There is a certain level of socialism baked into our Constitution that becomes evident when one gains an understanding of our monetary system. The US government actually does control the means of production, but that control is not direct as one would normally think of when thinking of “control”. It is the power given to Congress to tax and coin (create) the nation’s currency “for the general welfare”. Politicians, at least since the end of the gold standard in the ’70s, have avoided this mandate (Article 1: Section 8) like the plague, but their cowardice doesn’t alter the operational reality of our monetary system.
Taxation has never directly funded the operations and programs of the federal government, Ditto with Treasury debt (bonds). Both are methods of drawing down levels of currency in the economy, primarily as inflation control. With a monetary system designed around dual entry spreadsheet accounting and defending the gold reserve the government sector couldn’t hold both money and the gold it represented without extreme gyration of normal accounting.
The solution was for the government never to “have” money, balancing it to zero with a “debt” entry in the government sector matching every dollar created from nothing in the private sector. When someone paid their tax bill the money used for that was effectively destroyed by the debt entry the moment it entered the government sector. Keeping the total of the debt entries below the value of the gold reserve assured the currency wouldn’t become “monetarily” inflated and Congress always knew what “policy space” it had to spend by creating “new” money.
This created the appearance that the money was “backed” by gold, but the bare truth is that it has always been a tax credit given value by the ability of the US government to levy and collect taxes only payable in its own currency. Taxes drive the demand for the currency and offer protection from inflation, but never should be considered “revenue” to a government that neither needs or uses revenue to spend. The utlity of the currency in the economy has always been dependent upon the government creating more currency than it demanded back in taxation to enable the economy to satisfy the desire of the people to save/profit with a reliable store of value and to net retire private debt without incurring more debt.
When properly viewed in this context, it becomes obvious that the government can’t actually “balance” its budget, clawing back all payments to the private sector with taxation, if it also allows profit/savings and has a net deficit in trade without seriously depriving the economy. This is proven by the fact that the only seven times we have managed to sustain such a balance for any length of time has resulted almost immediately in recession or depression as the lack of ability to retire private bank debt caused defaults to pile up with the first downturn of the business cycle and bank debt cannot be “rolled over” into GDP growth.
This presents a real danger of cascading collapse of the supply chains if it isn’t mitigated with government spending into the economy.
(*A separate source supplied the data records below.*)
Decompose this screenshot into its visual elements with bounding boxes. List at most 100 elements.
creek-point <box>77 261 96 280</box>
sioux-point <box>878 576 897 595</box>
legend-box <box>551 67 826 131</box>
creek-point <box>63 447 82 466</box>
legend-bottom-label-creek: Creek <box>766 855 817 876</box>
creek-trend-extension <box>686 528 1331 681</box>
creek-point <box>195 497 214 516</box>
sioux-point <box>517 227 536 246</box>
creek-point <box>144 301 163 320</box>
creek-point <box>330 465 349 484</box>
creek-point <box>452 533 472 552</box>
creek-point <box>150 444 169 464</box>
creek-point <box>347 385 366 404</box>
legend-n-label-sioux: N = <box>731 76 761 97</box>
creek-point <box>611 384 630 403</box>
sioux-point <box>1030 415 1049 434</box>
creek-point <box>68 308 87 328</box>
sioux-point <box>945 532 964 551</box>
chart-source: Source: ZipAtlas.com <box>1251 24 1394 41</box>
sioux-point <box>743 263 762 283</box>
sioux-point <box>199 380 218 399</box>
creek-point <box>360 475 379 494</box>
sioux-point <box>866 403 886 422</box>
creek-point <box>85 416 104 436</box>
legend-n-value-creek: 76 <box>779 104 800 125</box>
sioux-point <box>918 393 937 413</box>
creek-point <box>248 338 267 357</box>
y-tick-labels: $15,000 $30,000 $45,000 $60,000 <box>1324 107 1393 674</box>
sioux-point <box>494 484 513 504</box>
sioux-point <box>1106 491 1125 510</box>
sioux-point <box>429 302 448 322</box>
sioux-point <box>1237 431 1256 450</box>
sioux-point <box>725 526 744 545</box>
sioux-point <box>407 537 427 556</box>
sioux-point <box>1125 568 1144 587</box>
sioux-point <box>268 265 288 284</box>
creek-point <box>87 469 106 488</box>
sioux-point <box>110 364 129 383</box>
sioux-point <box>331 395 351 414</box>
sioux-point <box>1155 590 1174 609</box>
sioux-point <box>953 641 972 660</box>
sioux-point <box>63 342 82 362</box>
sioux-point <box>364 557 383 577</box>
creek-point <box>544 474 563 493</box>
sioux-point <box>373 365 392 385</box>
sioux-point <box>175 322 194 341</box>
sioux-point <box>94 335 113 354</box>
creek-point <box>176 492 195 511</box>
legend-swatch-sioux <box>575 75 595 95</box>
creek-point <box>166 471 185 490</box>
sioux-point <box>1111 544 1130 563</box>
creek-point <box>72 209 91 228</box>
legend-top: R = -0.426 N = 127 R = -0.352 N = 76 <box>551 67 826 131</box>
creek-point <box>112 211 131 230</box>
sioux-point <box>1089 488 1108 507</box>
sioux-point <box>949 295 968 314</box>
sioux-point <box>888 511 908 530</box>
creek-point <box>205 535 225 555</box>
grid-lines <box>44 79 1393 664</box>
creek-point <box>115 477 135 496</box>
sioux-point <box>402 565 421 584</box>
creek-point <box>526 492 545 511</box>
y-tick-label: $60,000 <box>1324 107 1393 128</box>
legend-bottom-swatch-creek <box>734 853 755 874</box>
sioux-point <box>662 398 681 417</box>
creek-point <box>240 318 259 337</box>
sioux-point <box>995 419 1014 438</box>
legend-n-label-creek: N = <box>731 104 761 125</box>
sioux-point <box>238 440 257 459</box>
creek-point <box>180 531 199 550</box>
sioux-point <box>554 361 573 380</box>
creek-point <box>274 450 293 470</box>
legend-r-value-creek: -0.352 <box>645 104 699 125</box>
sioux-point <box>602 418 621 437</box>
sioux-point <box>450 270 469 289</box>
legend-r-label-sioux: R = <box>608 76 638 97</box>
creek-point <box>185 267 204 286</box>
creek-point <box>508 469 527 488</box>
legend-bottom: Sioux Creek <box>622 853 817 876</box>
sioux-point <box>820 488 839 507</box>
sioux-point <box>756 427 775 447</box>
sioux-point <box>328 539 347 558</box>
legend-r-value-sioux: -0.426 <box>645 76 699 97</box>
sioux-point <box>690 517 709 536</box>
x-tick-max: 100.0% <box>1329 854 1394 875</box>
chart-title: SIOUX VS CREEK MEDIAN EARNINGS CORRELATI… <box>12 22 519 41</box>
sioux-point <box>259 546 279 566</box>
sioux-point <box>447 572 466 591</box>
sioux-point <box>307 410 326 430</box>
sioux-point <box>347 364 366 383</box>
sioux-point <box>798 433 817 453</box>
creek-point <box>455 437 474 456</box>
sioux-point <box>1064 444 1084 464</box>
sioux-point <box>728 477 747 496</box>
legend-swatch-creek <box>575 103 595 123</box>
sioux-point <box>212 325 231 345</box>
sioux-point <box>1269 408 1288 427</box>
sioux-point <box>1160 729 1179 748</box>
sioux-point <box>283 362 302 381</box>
This is the purpose of the safety nets and automatic stabilizers, not just to alleviate unnecessary suffering. Government most definitely controls the means of production, but via funding, not managing. In fact, it is one of the primary functions of government to organize the economy and commerce around its currency to maintain that control. The fact that it can always afford anything that is available for sale priced in its currency without incurring inflation gives it much more power over the economy than the current batch of econ illiterates in Congress realizes or there is a purpose behind their madness.